Posted: For the Week of September 13 – 19, 2009
Editor’s Note: In keeping with its policy of being solely a news source, this EnergyTechStocks.com article is presented for information purposes only.
Having recently discussed investment opportunities among Japanese alternative energy firms (See To Make $$ in Alternative Energy, US Investors Might Want to Build Their Own Japanese Stock Portfolio), as well as the potential to make money by investing in firms that will need to connect renewable energy sources to the grid (See Alternative Energy Has A ‘Missing Link’ – Investors Who Find It Stand to Make $$), here’s an article about three more speculative energy plays that feel like they might just take off. (Then again, they might not.)
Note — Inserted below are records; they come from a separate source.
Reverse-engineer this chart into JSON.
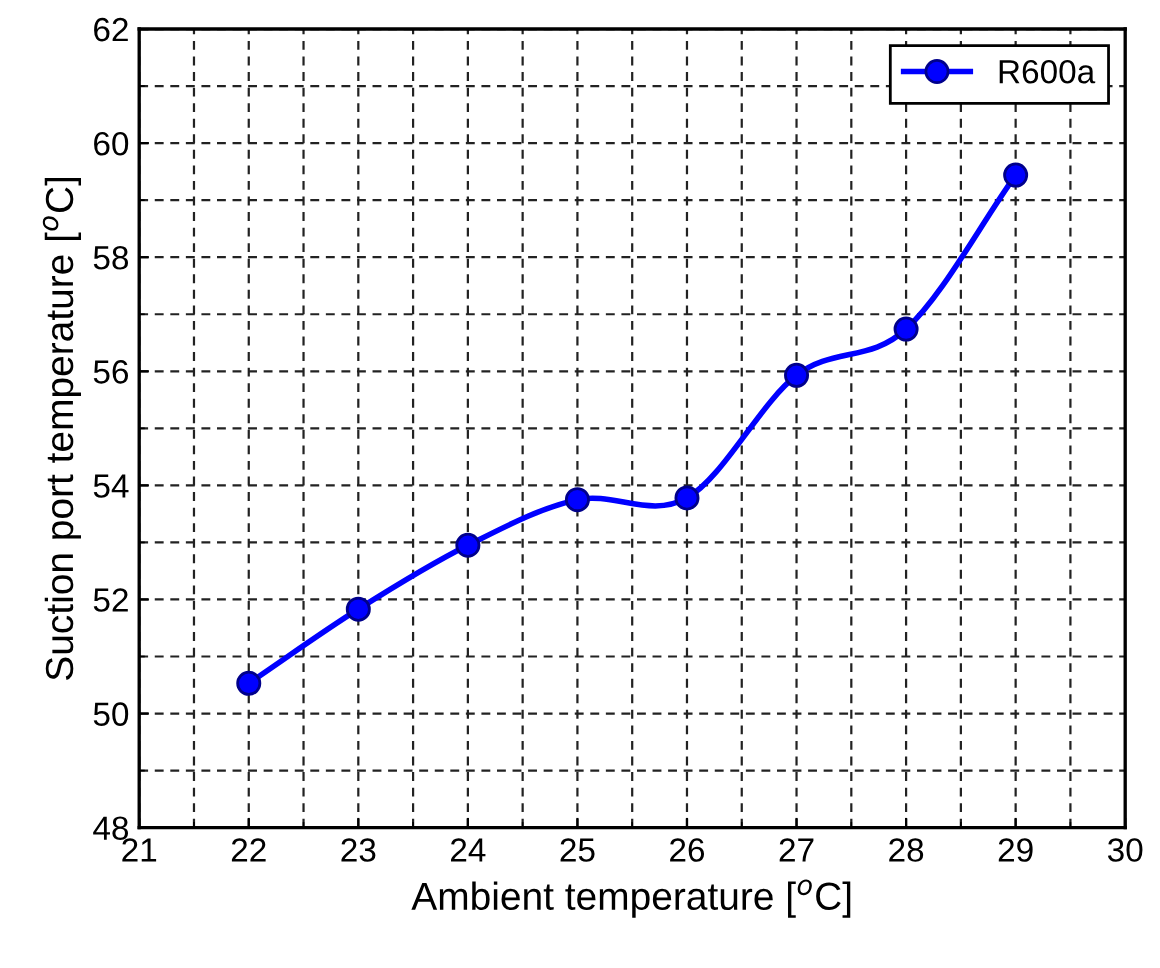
{
  "chart_data": {
    "type": "line",
    "xlabel": "Ambient temperature [$^{o}$C]",
    "ylabel": "Suction port temperature [$^{o}$C]",
    "x": [
      22,
      23,
      24,
      25,
      26,
      27,
      28,
      29
    ],
    "series": [
      {
        "name": "R600a",
        "color": "#0000ff",
        "values": [
          50.53,
          51.83,
          52.95,
          53.75,
          53.78,
          55.93,
          56.74,
          59.44
        ]
      }
    ],
    "xlim": [
      21,
      30
    ],
    "xticks": [
      21,
      22,
      23,
      24,
      25,
      26,
      27,
      28,
      29,
      30
    ],
    "ylim": [
      48,
      62
    ],
    "yticks": [
      48,
      50,
      52,
      54,
      56,
      58,
      60,
      62
    ],
    "grid": true,
    "legend": "top right",
    "marker": "circle",
    "line_style": "solid"
  }
}
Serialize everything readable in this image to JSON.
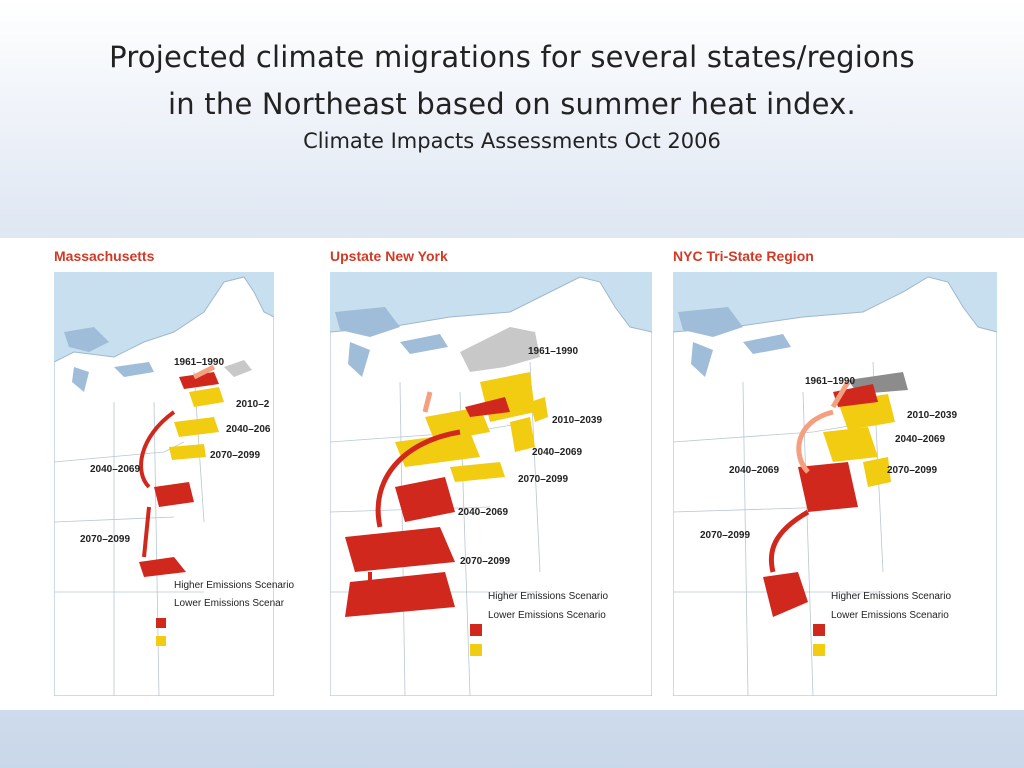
{
  "slide": {
    "title_line1": "Projected climate migrations for several states/regions",
    "title_line2": "in the Northeast based on summer heat index.",
    "subtitle": "Climate Impacts Assessments Oct 2006"
  },
  "colors": {
    "higher": "#d0281d",
    "lower": "#f2cc10",
    "baseline": "#c8c8c8",
    "water": "#c8dff0",
    "land": "#ffffff",
    "title_red": "#d23a26"
  },
  "panels": [
    {
      "title": "Massachusetts",
      "periods": [
        "1961–1990",
        "2010–2",
        "2040–206",
        "2070–2099",
        "2040–2069",
        "2070–2099"
      ],
      "legend": [
        "Higher Emissions Scenario",
        "Lower Emissions Scenar"
      ]
    },
    {
      "title": "Upstate New York",
      "periods": [
        "1961–1990",
        "2010–2039",
        "2040–2069",
        "2070–2099",
        "2040–2069",
        "2070–2099"
      ],
      "legend": [
        "Higher Emissions Scenario",
        "Lower Emissions Scenario"
      ]
    },
    {
      "title": "NYC Tri-State Region",
      "periods": [
        "1961–1990",
        "2010–2039",
        "2040–2069",
        "2070–2099",
        "2040–2069",
        "2070–2099"
      ],
      "legend": [
        "Higher Emissions Scenario",
        "Lower Emissions Scenario"
      ]
    }
  ]
}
The first is Acorn Energy Inc. (Symbol: AFCN). As a holding company, Acorn has always been a tougher read for investors than, say, a solar or wind development firm. In addition, probably its key unit, CoaLogix, is involved with coal, which is an automatic turnoff for some green investors. But CoaLogix is in the business of cost-effectively helping coal-plant owners reduce nitrogen oxide (NOx) emissions. Last week Acorn shares got a bump after CoaLogix announced an expansion of manufacturing facilities. With the Obama administration about to put coal in its crosshairs as part of the debate over cap-and-trade, there’s reason to think Acorn’s upward momentum could last a while longer.
Another outfit whose stock has been rising lately but may not yet be near the top is British-based BGlobal plc (Symbol BGBL.L). According to a September 4 Reuters article out of London, “Companies that help people easily improve the energy efficiency of homes and offices are also gaining steam, such as BGBL, a provider of household smart meters giving data on energy use that has seen its shares double in value since the start of the year.” While it can be argued that BGlobal shares have already taken off, it can also be argued that they’ve got plenty of room to run, given the British government’s goal to get a smart meter into every home over the next decade or so. Moreover, as a new report by McKinsey & Co. recently concluded, efficiency has the potential to save more than $1 trillion in energy costs by 2020 on an investment of approximately $150 billion. While McKinsey was only talking the U.S., smart meter-based efficiency clearly has the potential to be a “killer app” in Britain, too.
The last company is pink-sheeter W2 Energy Inc. (Symbol WTWO). Headquartered in Toronto, W2 Energy is by far the most speculative of the three companies mentioned in this article. The self-described developer of green energy said in a recent press release that its “facilities will turn algae into syngas and then make diesel from the syngas without having to make biodiesel. The elimination of the step which produces biodiesel substantially reduces the end cost of the diesel.” The company said in the same release that it would get a royalty from each barrel of diesel produced with its process, and indicated that “several” parties are interested in discussing possible commitments.